Have you tried… playing therapist to solve a mystery in Hitchcock homage Vertigo?

Alfred Hitchcock – Vertigo is one of the weirder games you’ll stumble upon in your late-night Steam scrolling, but trust me when I say it’s also one of the more compelling. A modern-day take on the classic movie, it chucks out its inspiration’s plot and swaps in a horror writer, a terrible car accident, some childhood trauma, one steely therapist, and then things get weird. 

You’ll mainly play as Dr. Lomas, the therapist who uses hypnosis to try and cure patient Ed’s vertigo and possible delusions. He claims he was in a car accident that killed his wife and child, but there’s no sign of them. To help him you take him back into his memories – the first meeting with his wife, his childhood pirate games – and then make him look at them again, analyzing them for details and revealing the truth hidden in the recollections. 

Mind games

Vertigo on PC

(Image credit: Pendulo Studios)

The gameplay is simple, with some basic controller movements, dialogue choices, exploring, and control swaps between Lomas, Ed in his memories, child Ed and a sheriff investigating the unconnected – or is it? – murder of a neighbor. What keeps you playing is the intriguingly sinister world of the game, the sense that things aren’t right and if you can just push through, you’ll find out why. There’s the aunt looking after Ed who recites horrible little rhymes to herself, the chance to poke around a farmhouse where the interior decorating theme was clearly animal neglect and grief, and the shameless melodrama of it all. 
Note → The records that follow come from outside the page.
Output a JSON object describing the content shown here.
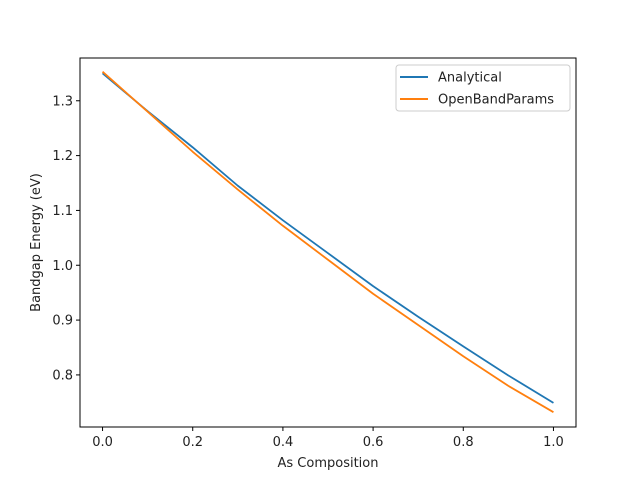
{
  "chart_data": {
    "type": "line",
    "xlabel": "As Composition",
    "ylabel": "Bandgap Energy (eV)",
    "xlim": [
      -0.05,
      1.05
    ],
    "ylim": [
      0.705,
      1.378
    ],
    "xticks": [
      0.0,
      0.2,
      0.4,
      0.6,
      0.8,
      1.0
    ],
    "xtick_labels": [
      "0.0",
      "0.2",
      "0.4",
      "0.6",
      "0.8",
      "1.0"
    ],
    "yticks": [
      0.8,
      0.9,
      1.0,
      1.1,
      1.2,
      1.3
    ],
    "ytick_labels": [
      "0.8",
      "0.9",
      "1.0",
      "1.1",
      "1.2",
      "1.3"
    ],
    "grid": false,
    "legend_position": "top-right",
    "x": [
      0.0,
      0.1,
      0.2,
      0.3,
      0.4,
      0.5,
      0.6,
      0.7,
      0.8,
      0.9,
      1.0
    ],
    "series": [
      {
        "name": "Analytical",
        "color": "#1f77b4",
        "values": [
          1.35,
          1.281,
          1.215,
          1.145,
          1.082,
          1.022,
          0.962,
          0.906,
          0.852,
          0.799,
          0.749
        ]
      },
      {
        "name": "OpenBandParams",
        "color": "#ff7f0e",
        "values": [
          1.353,
          1.28,
          1.207,
          1.138,
          1.072,
          1.01,
          0.948,
          0.891,
          0.834,
          0.78,
          0.732
        ]
      }
    ]
  }
}
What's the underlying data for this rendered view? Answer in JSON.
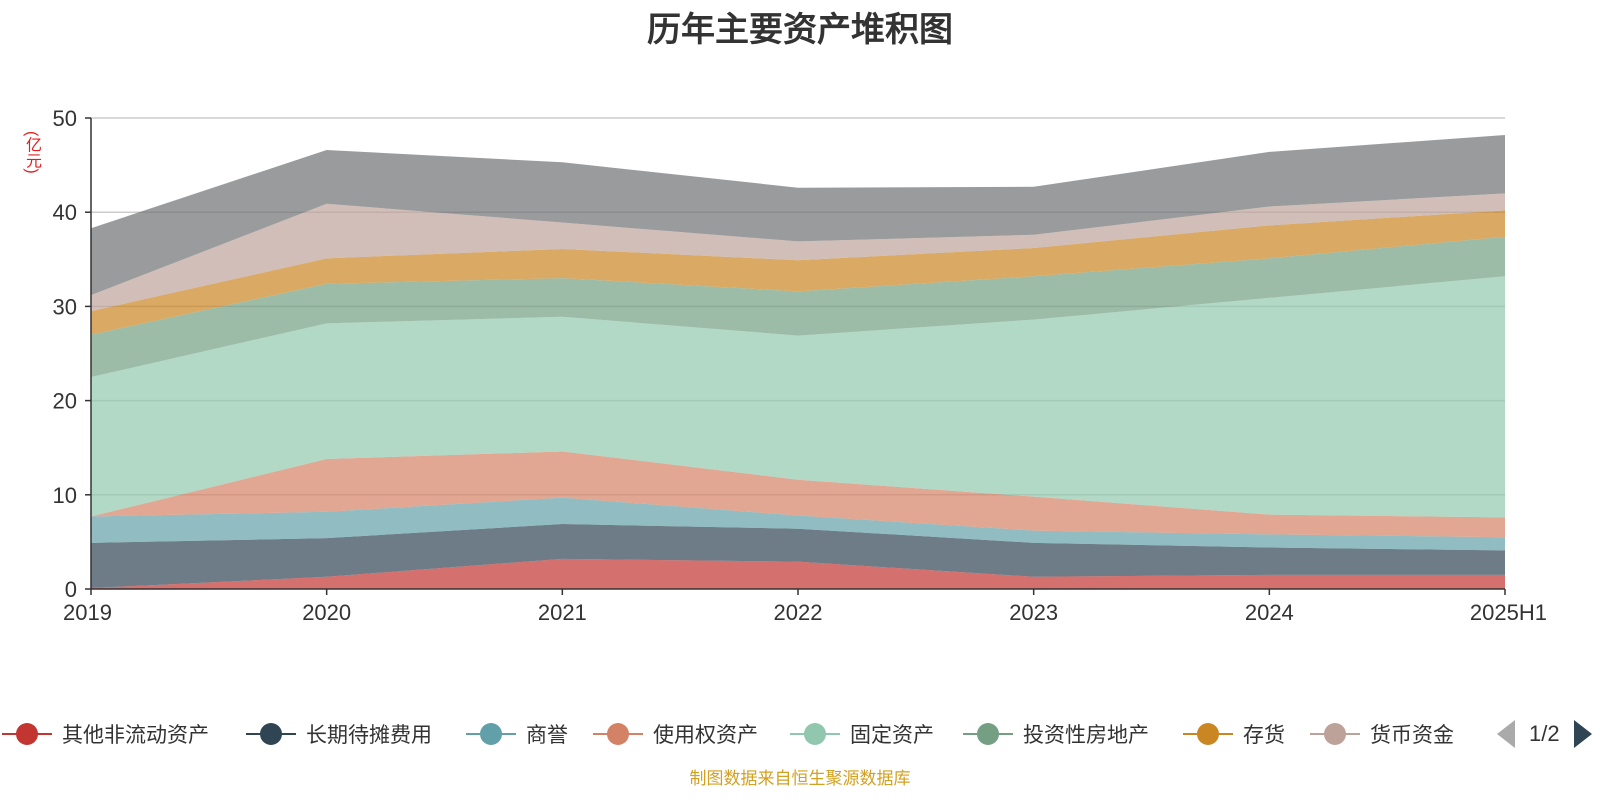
{
  "chart_data": {
    "type": "area",
    "stacked": true,
    "title": "历年主要资产堆积图",
    "ylabel": "(亿元)",
    "xlabel": "",
    "categories": [
      "2019",
      "2020",
      "2021",
      "2022",
      "2023",
      "2024",
      "2025H1"
    ],
    "ylim": [
      0,
      50
    ],
    "yticks": [
      0,
      10,
      20,
      30,
      40,
      50
    ],
    "grid": true,
    "legend_position": "bottom",
    "series": [
      {
        "name": "其他非流动资产",
        "color": "#c23531",
        "values": [
          0.1,
          1.3,
          3.2,
          2.9,
          1.3,
          1.5,
          1.5
        ]
      },
      {
        "name": "长期待摊费用",
        "color": "#2f4554",
        "values": [
          4.8,
          4.1,
          3.7,
          3.5,
          3.6,
          2.9,
          2.6
        ]
      },
      {
        "name": "商誉",
        "color": "#61a0a8",
        "values": [
          2.8,
          2.8,
          2.8,
          1.4,
          1.3,
          1.4,
          1.4
        ]
      },
      {
        "name": "使用权资产",
        "color": "#d48265",
        "values": [
          0.0,
          5.6,
          4.9,
          3.8,
          3.6,
          2.1,
          2.1
        ]
      },
      {
        "name": "固定资产",
        "color": "#91c7ae",
        "values": [
          14.8,
          14.4,
          14.3,
          15.3,
          18.8,
          23.0,
          25.6
        ]
      },
      {
        "name": "投资性房地产",
        "color": "#749f83",
        "values": [
          4.5,
          4.2,
          4.1,
          4.7,
          4.6,
          4.2,
          4.2
        ]
      },
      {
        "name": "存货",
        "color": "#ca8622",
        "values": [
          2.5,
          2.7,
          3.1,
          3.3,
          3.0,
          3.5,
          2.8
        ]
      },
      {
        "name": "货币资金",
        "color": "#bda29a",
        "values": [
          1.7,
          5.8,
          2.8,
          2.0,
          1.4,
          2.0,
          1.8
        ]
      },
      {
        "name": "",
        "color": "#6e7074",
        "values": [
          7.1,
          5.7,
          6.4,
          5.7,
          5.1,
          5.8,
          6.2
        ]
      }
    ]
  },
  "legend": {
    "page": "1/2"
  },
  "source": "制图数据来自恒生聚源数据库"
}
There’s no kidding yourself that you’re doing much actual problem solving, and I’m not sure it’s a game you can even fail, but there’s still satisfaction to rewinding and fast-forwarding a man’s memories until you can zero in on a keyring that might be a vital clue. While the voice-acting isn’t always award-worthy, and there are some odd visual choices like swapping to a siamese cat’s point of view meaning a scene is played out through the medium of ankles (one way to save development time on those pesky facial animations I suppose) the narrative is smart about the way it peels away layer after layer of deception and misunderstanding, so the solution always feels just in reach. In some ways, the challenge is what you can figure out for yourself before the game delivers the solution, it even prompts you to try as your review the therapy notes at the end of sessions, deciding what you think is true. 

Shirtless suspense

Vertigo on PC

(Image credit: Pendulo Studios)

Oddly it doesn’t even matter that Ed Miller – while capable of knocking out some horror fiction that I actually wanted to keep reading – is an asshat. No matter which dialogue choices you make as him, they somehow come across smug and dismissive, and he’s oddly shirtless for a lot of the game. Nothing like trying to psychoanalyze a man’s childhood obsession with sea shanties while his nipples soak up the fresh air. As the game goes on, and you spent more time with kid Ed and find out more about his family, some of that abrasiveness feels less irritating and while you’ll never want to have a glass of wine with him, you will at least end up wanting to help. 

Honestly, I don’t know what I expected when I clicked on an indie Hitchcock homage at 11pm at night, but it left me hungry for more shamelessly compelling games content. I want adventure games with all the drama and emotional titillation of a Virginia Andrews, Flowers in the Attic kind of vibe. Give me alcoholic dads and disastrous relationships, and serve it up with a big old side of extra. Alfred Hitchcock – Vertigo is soap opera of a game, but it’s one you’ll be hooked on until the very end credits. 

Alfred Hitchcock – Vertigo is out now on PC.